The general equation of the plane is
${\text{a}}\left( {{\text{x - }}{{\text{x}}_1}} \right) + {\text{b}}\left( {{\text{y - }}{{\text{y}}_1}} \right) + {\text{c}}\left( {{\text{z - }}{{\text{z}}_1}} \right) = 0{\text{ where }}\left( {{{\text{x}}_1},{{\text{y}}_1},{{\text{z}}_1}} \right){\text{ is the point}}$
Hence, the general equation of the plane passing through A (2, 5, −3) is
${\text{a}}\left( {{\text{x - 2}}} \right) + {\text{b}}\left( {{\text{y - 5}}} \right) + {\text{c}}\left( {{\text{z + 3}}} \right) = 0{\text{ - - - - - (1)}}$
Now, this plane also passes through point B (−2,−3,5)

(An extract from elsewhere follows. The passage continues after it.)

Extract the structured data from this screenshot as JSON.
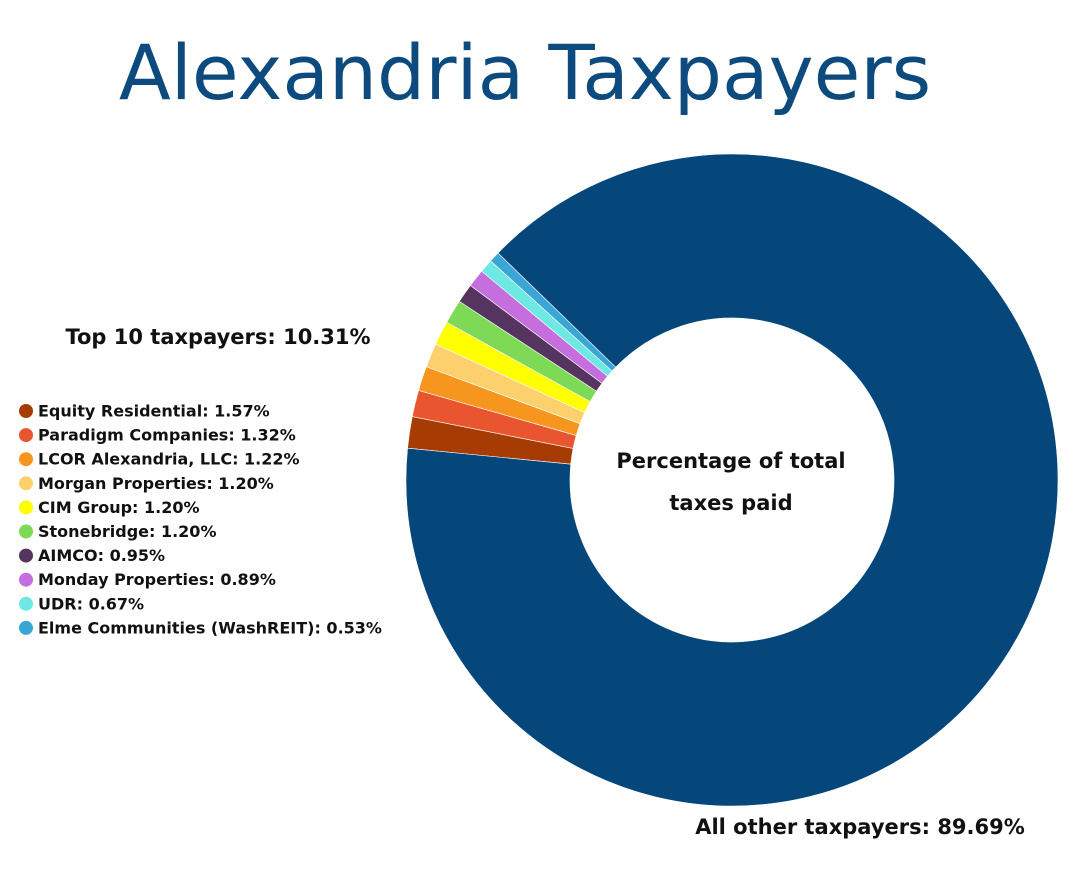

Therefore the plane equation should satisfy this point B, let us substitute point B in the plane equation given by equation (1), we get
${\text{a}}\left( {{\text{ - 2 - 2}}} \right) + {\text{b}}\left( {{\text{ - 3 - 5}}} \right) + {\text{c}}\left( {{\text{5 + 3}}} \right) = 0 \\\ \Rightarrow {\text{ - 4a - 8b + 8c = 0}} \\\ \Rightarrow {\text{ - a - 2b + 2c = 0 - - - - - - (2)}} \\\$
Now, this plane also passes through point C(5,3,-3)
Therefore the plane equation should satisfy this point C, let us substitute point C in the plane equation given by equation (1), we get
${\text{a}}\left( {{\text{5 - 2}}} \right) + {\text{b}}\left( {{\text{3 - 5}}} \right) + {\text{c}}\left( {{\text{ - 3 + 3}}} \right) = 0 \\\ \Rightarrow 3{\text{a - 2b = 0 - - - - - - (3)}} \\\$
Solving (2) and (3), we get
${\text{ - a - 2b + 2c = 0}}$ and $3{\text{a - 2b = 0}}$
⟹3a = -a + 2c
⟹4a = 2c
⟹4a = 2c, 2b = 3a, 8b = 12a
$\Rightarrow \dfrac{{\text{a}}}{4} = \dfrac{{\text{b}}}{6} = \dfrac{{\text{c}}}{8} \\\ {\text{let }}\dfrac{{\text{a}}}{4} = \dfrac{{\text{b}}}{6} = \dfrac{{\text{c}}}{8} = \lambda \\\ \Rightarrow {\text{a = 4}}\lambda {\text{, b = 6}}\lambda {\text{, c = 8}}\lambda \\\ \\\$
Substituting the values of a, b and c in (1), we get
$\Rightarrow 4\lambda \left( {{\text{x - 2}}} \right) + 6\lambda \left( {{\text{y - 5}}} \right) + 8\lambda \left( {{\text{z + 3}}} \right) = 0 \\\ \Rightarrow 4\left( {{\text{x - 2}}} \right) + 6\left( {{\text{y - 5}}} \right) + 8\left( {{\text{z + 3}}} \right) = 0 \\\ \Rightarrow {\text{4x - 8 + 6y - 30 + 8z + 24 = 0}} \\\ \Rightarrow {\text{4x + 6y + 8z - 14 = 0}} \\\ \Rightarrow {\text{2x + 3y + 4z - 7 = 0}} \\\$
Hence, the equation of the plane determined by the points A(2,5,−3),B(−2,−3,5) and C(5,3,−3) is 2x+3y+4z−7 = 0
Distance from a point $\left( {{{\text{x}}_1},{{\text{y}}_1},{{\text{z}}_1}} \right)$to a plane whose equation is ax+by+cz+d=0 is given by D = $\dfrac{{|{\text{a}}{{\text{x}}_1} + {\text{b}}{{\text{y}}_1} + {\text{c}}{{\text{z}}_1} + {\text{d|}}}}{{\sqrt {{{\text{a}}^2} + {{\text{b}}^2} + {{\text{c}}^2}} }}$
Now, the distance (D) of this plane from the point (7, 2, 4) is
${\text{ = }}\dfrac{{|2 \times 7 + 3 \times 2 + 4 \times 4 - 7{\text{|}}}}{{\sqrt {{2^2} + {3^2} + {4^2}} }} \\\ = \dfrac{{|14 + 6 + 16 - 7{\text{|}}}}{{\sqrt {4 + 9 + 16} }} \\\ = \dfrac{{|29{\text{|}}}}{{\sqrt {29} }} \\\ = \sqrt {29} {\text{units}} \\\$

Thus, the distance between the point (7, 2, 4) and the plane 2x+3y+4z−7 = 0 is $\sqrt {29}$ units.

Note: In order to solve this type of problems the key is to have adequate knowledge in concepts of planes and lines in geometry. The distance between a point and a plane is the distance between the point and the normal vector passing through the plane. Any value bounded by the modulus function returns a positive value only.